Clutch control - how a clutch works

You have practiced moving the car off and parking up on the left. To understand the clutch will benefit you both in terms of controlling the car and gaining confidence in your driving abilities.

What is a clutch?
A clutch is two metal plates in the engine. When you press the clutch pedal down the plates come apart separating the engine from the drive wheels allowing you to change gear. Bringing the pedal back up re-engages the plates which in turn connect the engine to the drive wheels. As your car engine is constantly running, a clutch is needed to separate the engine from the drive wheels when you stop the car. Pressing the clutch down just before you stop does just this, otherwise the car would stall.

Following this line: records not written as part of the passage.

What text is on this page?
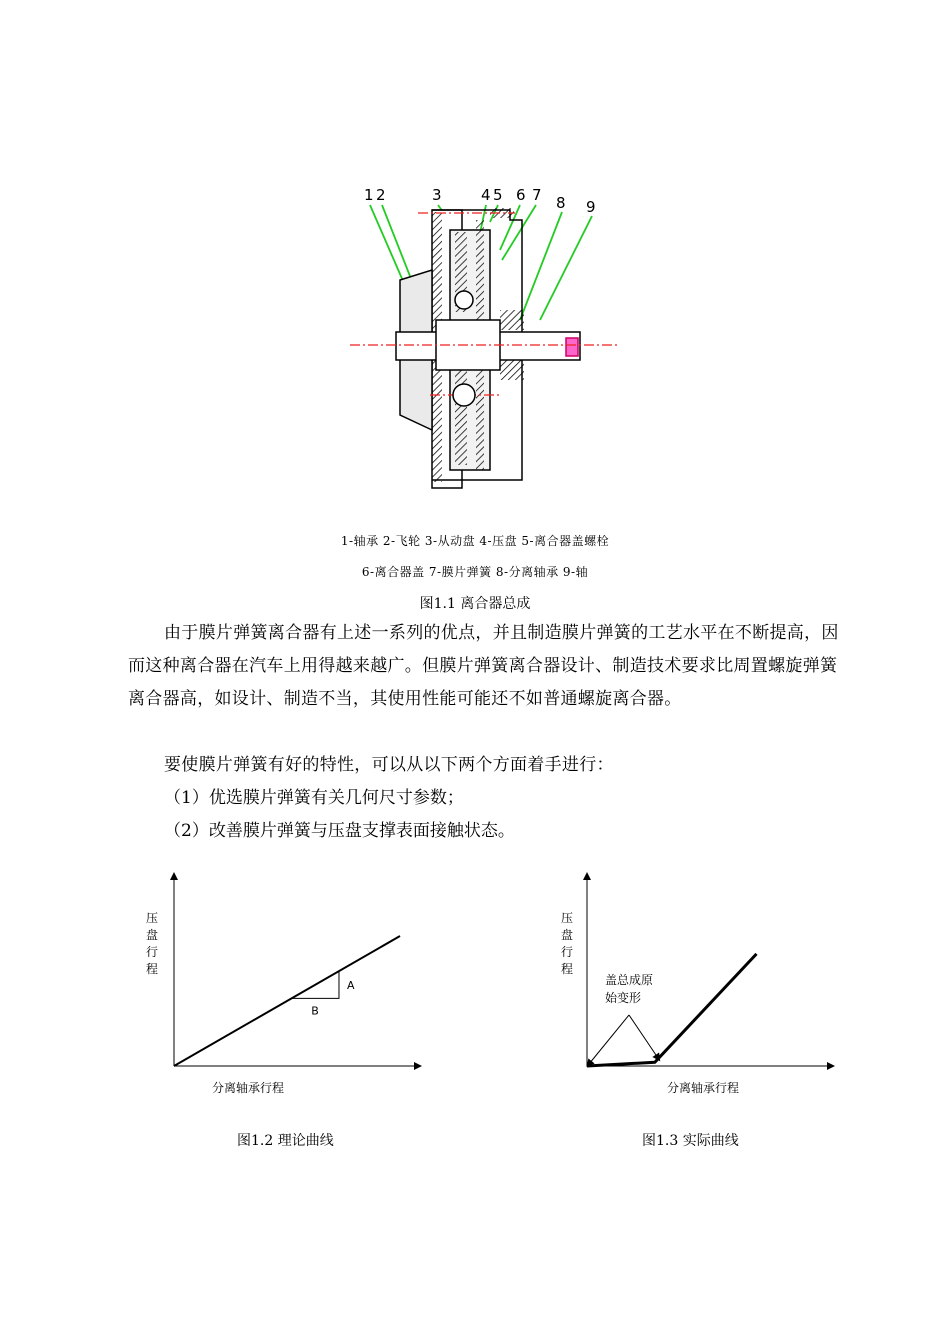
1 2	3	4 5 6 7 8 9
1-轴承 2-飞轮 3-从动盘 4-压盘 5-离合器盖螺栓
6-离合器盖 7-膜片弹簧 8-分离轴承 9-轴
图1.1 离合器总成
由于膜片弹簧离合器有上述一系列的优点，并且制造膜片弹簧的工艺水平在不断提高，因而这种离合器在汽车上用得越来越广。但膜片弹簧离合器设计、制造技术要求比周置螺旋弹簧离合器高，如设计、制造不当，其使用性能可能还不如普通螺旋离合器。
要使膜片弹簧有好的特性，可以从以下两个方面着手进行：
（1）优选膜片弹簧有关几何尺寸参数；
（2）改善膜片弹簧与压盘支撑表面接触状态。
压
盘
行
程
分离轴承行程
A
B
图1.2 理论曲线
压
盘
行
程
分离轴承行程
盖总成原
始变形
图1.3 实际曲线
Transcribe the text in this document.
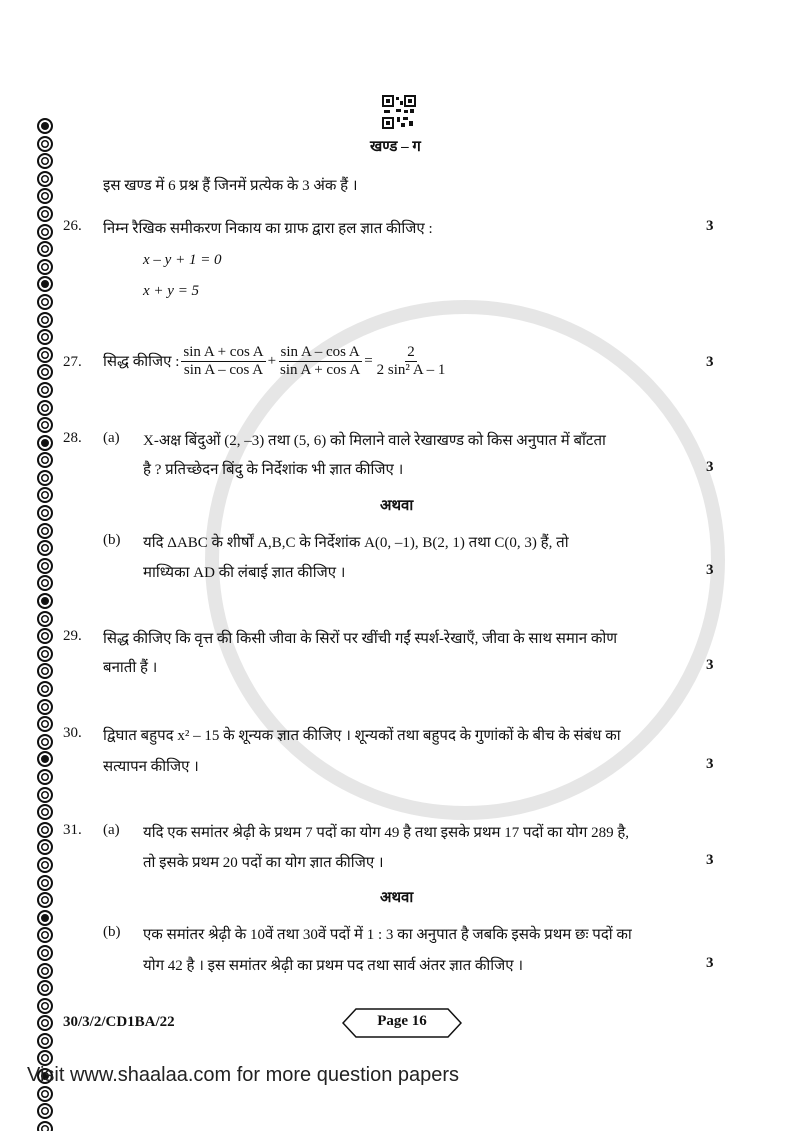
खण्ड – ग
इस खण्ड में 6 प्रश्न हैं जिनमें प्रत्येक के 3 अंक हैं ।
26. निम्न रैखिक समीकरण निकाय का ग्राफ द्वारा हल ज्ञात कीजिए :	3
x – y + 1 = 0
x + y = 5
27. सिद्ध कीजिए : $\frac{\text{sin A + cos A}}{\text{sin A – cos A}} + \frac{\text{sin A – cos A}}{\text{sin A + cos A}} = \frac{2}{\text{2 sin² A – 1}}$	3
28. (a) X-अक्ष बिंदुओं (2, –3) तथा (5, 6) को मिलाने वाले रेखाखण्ड को किस अनुपात में बाँटता
है ? प्रतिच्छेदन बिंदु के निर्देशांक भी ज्ञात कीजिए ।	3
अथवा
(b) यदि ΔABC के शीर्षों A,B,C के निर्देशांक A(0, –1), B(2, 1) तथा C(0, 3) हैं, तो
माध्यिका AD की लंबाई ज्ञात कीजिए ।	3
29. सिद्ध कीजिए कि वृत्त की किसी जीवा के सिरों पर खींची गईं स्पर्श-रेखाएँ, जीवा के साथ समान कोण
बनाती हैं ।	3
30. द्विघात बहुपद x² – 15 के शून्यक ज्ञात कीजिए । शून्यकों तथा बहुपद के गुणांकों के बीच के संबंध का
सत्यापन कीजिए ।	3
31. (a) यदि एक समांतर श्रेढ़ी के प्रथम 7 पदों का योग 49 है तथा इसके प्रथम 17 पदों का योग 289 है,
तो इसके प्रथम 20 पदों का योग ज्ञात कीजिए ।	3
अथवा
(b) एक समांतर श्रेढ़ी के 10वें तथा 30वें पदों में 1 : 3 का अनुपात है जबकि इसके प्रथम छः पदों का
योग 42 है । इस समांतर श्रेढ़ी का प्रथम पद तथा सार्व अंतर ज्ञात कीजिए ।	3
30/3/2/CD1BA/22	Page 16
Visit www.shaalaa.com for more question papers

Why do I need to understand clutch control?
Clutch control enables you to move the car very slowly. For instance, if you come to a t-junction that is obscured by other parked vehicles, fences, hedges etc, then it becomes very difficult to see whether it is clear to move out or not. This is referred to as a closed junction. You would need to move the car into the junction very slowly to see if it is clear to proceed. This is where you would use clutch control. Clutch control would also be used in the three point turn, left reverse, parallel park and bay park manoeuvres.

Practicing clutch control
Practice this on a straight flat road. Ensure the car is running and the handbrake is applied. Press the clutch pedal all the way to the floor and select 1st gear. Set the gas and find the biting point of the clutch. If you are unsure of the biting point, this is covered in our moving the car off exercise. Ensure it is safe to move off by checking your mirrors and the blind spot.

Up till now, this is the same as moving the car off normally. What we want to do here however is keep the car very slow. Think of a very slow walking pace. When you release the handbrake, instead of slowly releasing the clutch, hold it at the bite point. When the handbrake is released, the car may start to move slowly. To avoid gaining speed, press the clutch slightly. Think in terms of the width of a pound coin for how much to press the clutch. If the car remains stationary, again around the width of a pound coin, bring the clutch up. Try to keep the car at the same slow pace by slightly pressing the clutch to slow the car and slightly lifting the clutch pedal to move the car. Keep practicing until you are confident at maintaining a consistent slow speed.

Try to keep the gas pedal steady throughout. It's tempting to press the gas if you slow down or stop, but as the clutch plates aren't fully engaged, using more gas will have little effect. At these very slow speeds, you can think of your clutch pedal as your accelerator to make you speed up and slow down.

Try it on a hill
Once you are confident in maintaining a consistent slow speed, try this same technique on a slight hill. Once you have found the bite point and release the handbrake, the car will not roll back. You will need to be more confident with the clutch on a hill as depressing the pedal too far will result in the car starting to roll back. Depending on how steep the hill is, you may need to apply a little more gas to prevent the car from juddering. If the car does roll back, remember not to press the gas hard as this can damage the clutch. Press the clutch to the floor and gently brake to a stop. Apply the handbrake and try again until you can maintain a consistent slow speed.

Once you start going downhill, you will not need the clutch at all. Depress the clutch to the floor fully and control the speed of your car using the brake.